Dark Circles and Eye Bags: Filling Volume, Tightening Skin, or Both?

Written by Dr. Evelyn Sterling

Dr. Sterling is known for her compassionate demeanor and personalized approach, taking the time to understand each patient's unique concerns and expectations. Her dedication to patient satisfaction and safety has earned her the trust and loyalty of countless individuals seeking cosmetic enhancement.

Dark Circles and Eye Bags: Filling Volume, Tightening Skin, or Both? An important aspect in the aesthetics of the eye region is the “tear trough.” This refers to the indentation that forms at the transition between the lower eyelid and the cheek. This indentation becomes more pronounced with age as the soft tissues of the face lose volume and gravity causes them to sag. This leads to a pronounced arc under the lower eyelid, dark circles under the eyes, and a tired and aged expression.

The term “eye bags” is more commonly used, which describes both the bulging of fat behind the orbicularis oculi muscle of the lower eyelid above the trough, and the excess skin that hangs like a garland over the cheek (known in English as “festoons”). Eye bags and tear troughs are like the mountain and valley of an appearance that disturbs the youthful, soft transition between the lower eyelid and the cheek.

Any endeavor to rejuvenate the eye region should include this zone. The two components that can be improved are volume loss and thin, translucent skin, which allows the underlying blood vessels to show through and causes the dark color.

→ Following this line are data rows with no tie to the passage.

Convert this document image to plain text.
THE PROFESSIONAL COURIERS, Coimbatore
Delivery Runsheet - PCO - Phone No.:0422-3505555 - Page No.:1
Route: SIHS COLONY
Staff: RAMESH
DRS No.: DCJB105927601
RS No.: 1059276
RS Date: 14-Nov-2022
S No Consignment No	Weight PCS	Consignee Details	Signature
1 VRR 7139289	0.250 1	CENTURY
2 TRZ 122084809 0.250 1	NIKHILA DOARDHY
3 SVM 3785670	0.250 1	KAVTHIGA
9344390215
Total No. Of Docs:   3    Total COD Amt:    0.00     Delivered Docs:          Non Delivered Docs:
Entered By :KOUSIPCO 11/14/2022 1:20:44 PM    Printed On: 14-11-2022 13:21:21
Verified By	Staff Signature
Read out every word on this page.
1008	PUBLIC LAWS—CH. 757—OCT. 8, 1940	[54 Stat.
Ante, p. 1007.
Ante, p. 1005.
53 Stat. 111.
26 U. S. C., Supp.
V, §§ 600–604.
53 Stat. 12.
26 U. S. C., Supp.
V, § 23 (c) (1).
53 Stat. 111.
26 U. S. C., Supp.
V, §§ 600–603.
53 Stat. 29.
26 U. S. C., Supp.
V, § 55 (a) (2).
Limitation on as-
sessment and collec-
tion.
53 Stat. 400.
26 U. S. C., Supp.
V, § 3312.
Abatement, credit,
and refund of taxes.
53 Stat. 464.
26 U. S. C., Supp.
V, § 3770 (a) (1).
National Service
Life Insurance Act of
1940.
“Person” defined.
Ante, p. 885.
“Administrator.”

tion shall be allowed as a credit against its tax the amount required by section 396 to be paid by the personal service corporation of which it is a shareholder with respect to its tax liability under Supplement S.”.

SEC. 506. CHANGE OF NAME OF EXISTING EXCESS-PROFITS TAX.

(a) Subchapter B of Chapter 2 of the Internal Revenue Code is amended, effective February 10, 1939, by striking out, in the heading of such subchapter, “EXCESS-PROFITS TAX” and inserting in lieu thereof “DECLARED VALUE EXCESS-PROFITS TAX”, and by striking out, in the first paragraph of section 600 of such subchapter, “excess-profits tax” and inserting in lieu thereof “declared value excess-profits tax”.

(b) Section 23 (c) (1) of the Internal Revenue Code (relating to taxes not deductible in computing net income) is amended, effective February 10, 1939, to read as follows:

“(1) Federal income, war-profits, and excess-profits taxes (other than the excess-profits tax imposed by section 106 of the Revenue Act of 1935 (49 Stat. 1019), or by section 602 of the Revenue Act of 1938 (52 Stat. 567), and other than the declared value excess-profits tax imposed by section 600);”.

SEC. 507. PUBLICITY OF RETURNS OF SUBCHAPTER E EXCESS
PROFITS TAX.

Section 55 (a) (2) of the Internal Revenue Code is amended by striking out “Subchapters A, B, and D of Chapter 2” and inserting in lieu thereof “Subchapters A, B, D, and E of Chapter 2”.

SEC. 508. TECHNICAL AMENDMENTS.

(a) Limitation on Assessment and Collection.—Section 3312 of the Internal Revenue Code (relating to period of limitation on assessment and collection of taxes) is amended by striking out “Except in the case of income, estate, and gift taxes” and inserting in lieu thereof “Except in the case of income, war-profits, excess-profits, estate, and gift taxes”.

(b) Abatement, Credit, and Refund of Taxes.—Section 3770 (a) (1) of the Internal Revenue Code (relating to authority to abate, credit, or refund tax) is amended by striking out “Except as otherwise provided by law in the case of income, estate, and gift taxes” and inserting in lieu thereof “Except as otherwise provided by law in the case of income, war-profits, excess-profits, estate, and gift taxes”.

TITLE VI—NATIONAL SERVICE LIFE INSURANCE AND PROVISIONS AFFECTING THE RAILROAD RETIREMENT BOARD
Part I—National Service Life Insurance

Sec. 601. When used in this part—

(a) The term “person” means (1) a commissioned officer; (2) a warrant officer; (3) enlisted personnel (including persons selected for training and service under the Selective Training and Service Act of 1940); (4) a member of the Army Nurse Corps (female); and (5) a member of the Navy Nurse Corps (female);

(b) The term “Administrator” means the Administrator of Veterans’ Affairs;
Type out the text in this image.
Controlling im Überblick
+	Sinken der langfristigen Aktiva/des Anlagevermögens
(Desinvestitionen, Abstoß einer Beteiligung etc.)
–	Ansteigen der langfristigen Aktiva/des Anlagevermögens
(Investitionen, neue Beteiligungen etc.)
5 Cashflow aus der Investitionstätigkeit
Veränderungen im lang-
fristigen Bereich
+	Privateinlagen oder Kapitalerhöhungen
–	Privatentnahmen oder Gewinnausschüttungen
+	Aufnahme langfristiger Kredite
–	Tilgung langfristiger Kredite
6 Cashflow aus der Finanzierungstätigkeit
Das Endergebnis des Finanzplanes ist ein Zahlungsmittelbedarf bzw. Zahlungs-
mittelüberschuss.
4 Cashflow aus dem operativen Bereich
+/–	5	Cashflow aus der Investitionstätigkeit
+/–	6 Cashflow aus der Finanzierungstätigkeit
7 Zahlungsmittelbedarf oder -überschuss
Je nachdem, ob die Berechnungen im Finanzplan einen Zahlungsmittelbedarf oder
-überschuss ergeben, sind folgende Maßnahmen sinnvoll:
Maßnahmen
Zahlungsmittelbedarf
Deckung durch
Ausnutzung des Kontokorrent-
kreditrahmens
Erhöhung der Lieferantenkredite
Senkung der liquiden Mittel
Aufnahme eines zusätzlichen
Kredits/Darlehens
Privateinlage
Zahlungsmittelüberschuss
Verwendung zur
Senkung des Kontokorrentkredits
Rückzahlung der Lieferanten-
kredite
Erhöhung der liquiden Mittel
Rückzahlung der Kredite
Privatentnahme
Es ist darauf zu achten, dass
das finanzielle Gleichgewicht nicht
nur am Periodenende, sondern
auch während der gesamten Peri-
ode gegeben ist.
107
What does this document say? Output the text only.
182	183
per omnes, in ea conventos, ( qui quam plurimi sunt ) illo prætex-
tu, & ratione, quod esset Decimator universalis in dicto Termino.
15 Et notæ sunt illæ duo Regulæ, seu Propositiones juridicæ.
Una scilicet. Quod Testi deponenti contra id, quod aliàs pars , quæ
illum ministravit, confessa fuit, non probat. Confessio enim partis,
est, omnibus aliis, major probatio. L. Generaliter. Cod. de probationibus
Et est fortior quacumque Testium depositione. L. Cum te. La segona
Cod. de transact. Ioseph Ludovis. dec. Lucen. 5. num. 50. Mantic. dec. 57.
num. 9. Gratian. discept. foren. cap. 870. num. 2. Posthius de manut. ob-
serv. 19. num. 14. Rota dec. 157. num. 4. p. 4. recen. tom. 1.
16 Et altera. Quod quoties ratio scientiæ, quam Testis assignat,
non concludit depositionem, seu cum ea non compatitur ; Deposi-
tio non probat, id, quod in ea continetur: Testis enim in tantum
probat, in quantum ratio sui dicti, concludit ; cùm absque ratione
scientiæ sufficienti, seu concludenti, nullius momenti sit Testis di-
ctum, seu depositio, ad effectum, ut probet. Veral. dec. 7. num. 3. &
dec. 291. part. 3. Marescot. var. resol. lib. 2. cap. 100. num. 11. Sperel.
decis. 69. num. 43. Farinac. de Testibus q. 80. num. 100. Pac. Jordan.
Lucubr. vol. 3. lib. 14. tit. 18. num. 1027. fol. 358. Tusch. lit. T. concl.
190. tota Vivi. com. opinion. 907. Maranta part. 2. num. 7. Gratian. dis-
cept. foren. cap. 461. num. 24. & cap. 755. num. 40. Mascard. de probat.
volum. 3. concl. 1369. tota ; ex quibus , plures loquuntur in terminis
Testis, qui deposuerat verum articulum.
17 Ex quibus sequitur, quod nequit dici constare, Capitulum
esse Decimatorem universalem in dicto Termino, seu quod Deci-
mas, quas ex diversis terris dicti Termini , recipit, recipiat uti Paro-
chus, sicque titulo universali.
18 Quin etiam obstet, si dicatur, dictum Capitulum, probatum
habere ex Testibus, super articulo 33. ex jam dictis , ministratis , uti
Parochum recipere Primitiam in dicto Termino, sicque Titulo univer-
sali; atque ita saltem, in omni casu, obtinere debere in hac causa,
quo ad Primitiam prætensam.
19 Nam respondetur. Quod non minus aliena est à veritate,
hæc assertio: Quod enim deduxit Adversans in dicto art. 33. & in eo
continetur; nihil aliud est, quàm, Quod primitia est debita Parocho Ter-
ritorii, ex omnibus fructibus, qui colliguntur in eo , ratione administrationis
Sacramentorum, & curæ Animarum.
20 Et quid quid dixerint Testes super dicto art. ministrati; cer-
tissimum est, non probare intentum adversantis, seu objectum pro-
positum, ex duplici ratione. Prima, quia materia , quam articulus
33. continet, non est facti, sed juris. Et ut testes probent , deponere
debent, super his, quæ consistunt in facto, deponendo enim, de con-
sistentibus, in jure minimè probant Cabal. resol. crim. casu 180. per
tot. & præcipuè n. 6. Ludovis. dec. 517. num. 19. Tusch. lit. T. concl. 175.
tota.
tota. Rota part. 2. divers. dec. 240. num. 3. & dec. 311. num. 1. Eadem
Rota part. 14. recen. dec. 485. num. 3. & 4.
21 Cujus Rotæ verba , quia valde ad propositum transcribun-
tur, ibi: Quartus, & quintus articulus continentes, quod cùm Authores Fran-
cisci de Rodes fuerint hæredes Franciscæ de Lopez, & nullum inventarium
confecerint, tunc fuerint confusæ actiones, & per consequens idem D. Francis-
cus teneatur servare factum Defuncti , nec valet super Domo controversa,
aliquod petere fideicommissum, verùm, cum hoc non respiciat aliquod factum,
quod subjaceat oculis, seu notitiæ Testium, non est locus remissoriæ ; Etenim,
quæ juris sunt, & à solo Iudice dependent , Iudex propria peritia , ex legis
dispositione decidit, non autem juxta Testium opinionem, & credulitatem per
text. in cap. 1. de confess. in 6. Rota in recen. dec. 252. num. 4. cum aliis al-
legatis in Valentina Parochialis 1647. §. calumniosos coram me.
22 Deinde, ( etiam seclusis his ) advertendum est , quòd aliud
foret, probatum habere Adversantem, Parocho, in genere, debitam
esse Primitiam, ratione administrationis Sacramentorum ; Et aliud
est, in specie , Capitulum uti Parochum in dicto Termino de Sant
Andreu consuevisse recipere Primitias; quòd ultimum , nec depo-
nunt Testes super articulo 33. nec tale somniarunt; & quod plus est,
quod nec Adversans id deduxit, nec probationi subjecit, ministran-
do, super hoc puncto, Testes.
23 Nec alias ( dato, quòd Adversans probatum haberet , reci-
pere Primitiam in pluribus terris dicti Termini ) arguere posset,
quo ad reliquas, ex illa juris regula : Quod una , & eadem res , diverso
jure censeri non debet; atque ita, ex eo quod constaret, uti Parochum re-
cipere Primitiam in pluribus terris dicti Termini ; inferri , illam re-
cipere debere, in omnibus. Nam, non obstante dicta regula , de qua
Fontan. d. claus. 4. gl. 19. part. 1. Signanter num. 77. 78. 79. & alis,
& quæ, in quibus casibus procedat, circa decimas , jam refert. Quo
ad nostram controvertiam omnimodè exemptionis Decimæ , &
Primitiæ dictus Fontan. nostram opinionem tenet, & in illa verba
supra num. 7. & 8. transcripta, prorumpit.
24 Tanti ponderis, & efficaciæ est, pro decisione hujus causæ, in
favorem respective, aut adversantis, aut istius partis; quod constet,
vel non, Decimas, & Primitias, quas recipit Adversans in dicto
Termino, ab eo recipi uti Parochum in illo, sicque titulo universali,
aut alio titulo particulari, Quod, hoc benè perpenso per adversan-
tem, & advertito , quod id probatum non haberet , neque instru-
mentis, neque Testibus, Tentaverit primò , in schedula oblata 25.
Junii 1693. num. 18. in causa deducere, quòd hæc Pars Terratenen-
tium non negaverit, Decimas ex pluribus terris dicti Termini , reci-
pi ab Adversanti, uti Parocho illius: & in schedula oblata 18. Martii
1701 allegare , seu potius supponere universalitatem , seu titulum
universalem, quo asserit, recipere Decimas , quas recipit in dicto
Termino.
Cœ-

Options for correcting dark circles include:

1. Building volume at the tear trough by injecting one’s own fat or fillers (e.g., hyaluronic acid). This can model a soft transition between the lower eyelid and the cheek, but it does not correct a pronounced excess of skin. The procedure is not simple, as the region is anatomically complex, and over-treatment can make the eyes appear smaller.
2. Improving skin structure and thickness with minimally invasive measures such as laser skin resurfacing, microneedling, radio frequency and ultrasound treatments, and PRP injections. The improved blood flow and collagen production during the healing process make the dark shadows less visible. However, this hardly improves a deep tear trough.
3. Repositioning the fat behind the lower eyelid over the bony edge of the eye socket as part of a lower eyelid lift. This also involves removing excess skin. The skin incision is either at the edge of the lower eyelid, directly at the lash line, or even at the mucosal fold inside.
4. Direct removal of excess skin in cases of pronounced excess at the transition between the lower eyelid and the cheek.
5. Often, a combination of several procedures represents the best solution for correcting noticeable dark circles.

To determine which measures have the best prospect of success in your case, or whether minimally invasive measures suffice or a surgical option is better suited for you, it is best to consult with a certified plastic surgeon.